Autora: Mayra Palópoli (*)
Decisões judiciais recentes trazem luz a uma das mais polêmicas alterações da reforma trabalhista (Lei 13.467/2017): o fim da obrigatoriedade de recolhimento da contribuição sindical, tanto para as empresas quanto para os empregados.
Historicamente, a contribuição sindical patronal era recolhida pelas empresas no mês de janeiro, e a contribuição sindical do empregado era descontada diretamente da folha de pagamento no mês de março.
A proximidade dos recolhimentos está levando à propositura de uma série de ações judiciais, propostas por sindicatos, que questionam a constitucionalidade da alteração legislativa, visando garantir suas fontes de arrecadação. Três decisões recentes proferidas por varas do Trabalho do Rio de Janeiro e de Lages (SC) — processos 0001193-78.2017.5.12.0007, 0001183-34.2017.5.12.0007 e 0100111-08.2018.5.01.0034 — e uma proferida pelo Tribunal Regional do Trabalho da 15ª Região — Processo 0005385-57.2018.5.15.0000 — reconheceram como válidos os argumentos dos sindicatos e determinaram a manutenção compulsória dos recolhimentos.
Em tais decisões de caráter liminar, foi declarada a inconstitucionalidade desse ponto da reforma trabalhista, determinando-se que as empresas procedam ao desconto da contribuição sindical do salário de seus empregados, independentemente de autorização prévia e expressa deles. As decisões têm abrangência apenas entre as partes envolvidas nas ações.

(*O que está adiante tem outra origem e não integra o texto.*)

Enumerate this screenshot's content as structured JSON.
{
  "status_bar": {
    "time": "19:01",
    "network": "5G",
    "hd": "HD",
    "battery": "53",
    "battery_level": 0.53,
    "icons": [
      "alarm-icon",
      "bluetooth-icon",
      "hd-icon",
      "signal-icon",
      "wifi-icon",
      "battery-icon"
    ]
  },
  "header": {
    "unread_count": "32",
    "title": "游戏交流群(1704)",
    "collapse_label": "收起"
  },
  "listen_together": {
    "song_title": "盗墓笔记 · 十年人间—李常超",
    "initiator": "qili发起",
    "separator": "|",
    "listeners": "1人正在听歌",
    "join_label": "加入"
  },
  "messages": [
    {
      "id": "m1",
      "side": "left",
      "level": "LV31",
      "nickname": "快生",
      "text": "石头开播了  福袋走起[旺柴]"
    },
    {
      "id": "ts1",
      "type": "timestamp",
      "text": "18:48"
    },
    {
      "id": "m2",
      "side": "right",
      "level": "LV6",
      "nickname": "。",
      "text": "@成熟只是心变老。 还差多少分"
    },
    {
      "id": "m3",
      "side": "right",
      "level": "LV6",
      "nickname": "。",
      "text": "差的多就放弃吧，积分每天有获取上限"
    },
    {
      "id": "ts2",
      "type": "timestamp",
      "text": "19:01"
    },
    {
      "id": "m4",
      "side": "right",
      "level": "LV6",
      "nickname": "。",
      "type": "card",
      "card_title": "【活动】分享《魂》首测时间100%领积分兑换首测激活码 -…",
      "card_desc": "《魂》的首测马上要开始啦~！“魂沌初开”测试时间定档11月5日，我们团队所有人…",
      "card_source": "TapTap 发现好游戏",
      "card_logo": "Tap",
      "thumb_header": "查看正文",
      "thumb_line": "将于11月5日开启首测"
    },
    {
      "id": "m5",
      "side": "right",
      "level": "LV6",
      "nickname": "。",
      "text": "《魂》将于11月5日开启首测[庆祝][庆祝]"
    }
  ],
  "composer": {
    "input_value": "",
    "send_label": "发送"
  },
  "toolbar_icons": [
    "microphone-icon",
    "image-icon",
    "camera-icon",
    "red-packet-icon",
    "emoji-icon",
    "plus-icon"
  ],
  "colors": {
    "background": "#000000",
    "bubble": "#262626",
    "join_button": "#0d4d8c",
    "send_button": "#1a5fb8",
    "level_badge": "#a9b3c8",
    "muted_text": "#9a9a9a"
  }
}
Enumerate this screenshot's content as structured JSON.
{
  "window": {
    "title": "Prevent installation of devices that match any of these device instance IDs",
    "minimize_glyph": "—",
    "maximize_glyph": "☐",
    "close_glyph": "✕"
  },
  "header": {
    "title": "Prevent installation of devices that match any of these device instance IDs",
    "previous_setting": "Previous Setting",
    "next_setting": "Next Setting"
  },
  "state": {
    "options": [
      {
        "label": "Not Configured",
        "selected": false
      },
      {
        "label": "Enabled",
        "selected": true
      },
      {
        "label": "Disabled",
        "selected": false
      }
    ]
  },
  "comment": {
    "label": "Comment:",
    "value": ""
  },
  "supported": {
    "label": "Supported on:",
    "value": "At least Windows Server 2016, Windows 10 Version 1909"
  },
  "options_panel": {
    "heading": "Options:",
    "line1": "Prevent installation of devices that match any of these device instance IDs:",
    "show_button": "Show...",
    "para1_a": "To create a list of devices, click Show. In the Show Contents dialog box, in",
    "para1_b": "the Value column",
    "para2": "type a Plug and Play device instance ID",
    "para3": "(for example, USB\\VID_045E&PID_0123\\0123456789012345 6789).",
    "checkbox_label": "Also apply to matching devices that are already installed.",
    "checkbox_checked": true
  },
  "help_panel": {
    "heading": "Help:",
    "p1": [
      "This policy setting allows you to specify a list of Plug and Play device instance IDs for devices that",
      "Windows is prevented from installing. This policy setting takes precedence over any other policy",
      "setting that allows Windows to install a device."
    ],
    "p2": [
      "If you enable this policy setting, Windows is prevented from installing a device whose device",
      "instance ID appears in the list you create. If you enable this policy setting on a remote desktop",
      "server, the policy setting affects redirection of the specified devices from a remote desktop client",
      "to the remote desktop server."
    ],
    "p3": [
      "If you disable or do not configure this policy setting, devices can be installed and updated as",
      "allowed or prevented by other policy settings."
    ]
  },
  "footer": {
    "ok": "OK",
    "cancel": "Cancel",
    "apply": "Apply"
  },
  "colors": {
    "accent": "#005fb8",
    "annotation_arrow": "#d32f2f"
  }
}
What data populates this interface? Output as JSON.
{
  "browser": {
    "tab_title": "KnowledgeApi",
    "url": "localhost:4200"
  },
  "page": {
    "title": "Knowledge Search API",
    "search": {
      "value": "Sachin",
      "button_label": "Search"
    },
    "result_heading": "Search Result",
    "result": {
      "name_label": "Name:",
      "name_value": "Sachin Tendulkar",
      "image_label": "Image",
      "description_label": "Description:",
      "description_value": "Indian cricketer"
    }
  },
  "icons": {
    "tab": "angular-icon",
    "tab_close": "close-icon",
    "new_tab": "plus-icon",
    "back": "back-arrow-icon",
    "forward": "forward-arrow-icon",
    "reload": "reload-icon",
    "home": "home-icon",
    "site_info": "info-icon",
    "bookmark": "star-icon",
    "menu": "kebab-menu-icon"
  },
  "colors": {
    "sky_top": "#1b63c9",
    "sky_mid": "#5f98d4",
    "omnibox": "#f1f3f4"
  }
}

A inconstitucionalidade foi declarada sob o fundamento de que a contribuição sindical tem natureza tributária e, por essa razão, nos termos dos artigos 146 e 149 da Constituição Federal, só poderia ser objeto de alteração por lei complementar, enquanto que a Lei 13.467/2017 (reforma trabalhista) é uma lei ordinária.
O valor arrecado com a contribuição sindical deve ser divido entre sindicato, federações, confederações, centrais sindicais e “Conta Especial Emprego e Salário”, esta última administrada justamente pelo Ministério do Trabalho e Emprego, pois seus valores integram os recursos do Fundo de Amparo ao Trabalhador (CLT, artigo 589). Daí porque a contribuição sindical, segundo os tributaristas, merece ser denominada “contribuição parafiscal”, pois não se destina exclusivamente aos cofres públicos.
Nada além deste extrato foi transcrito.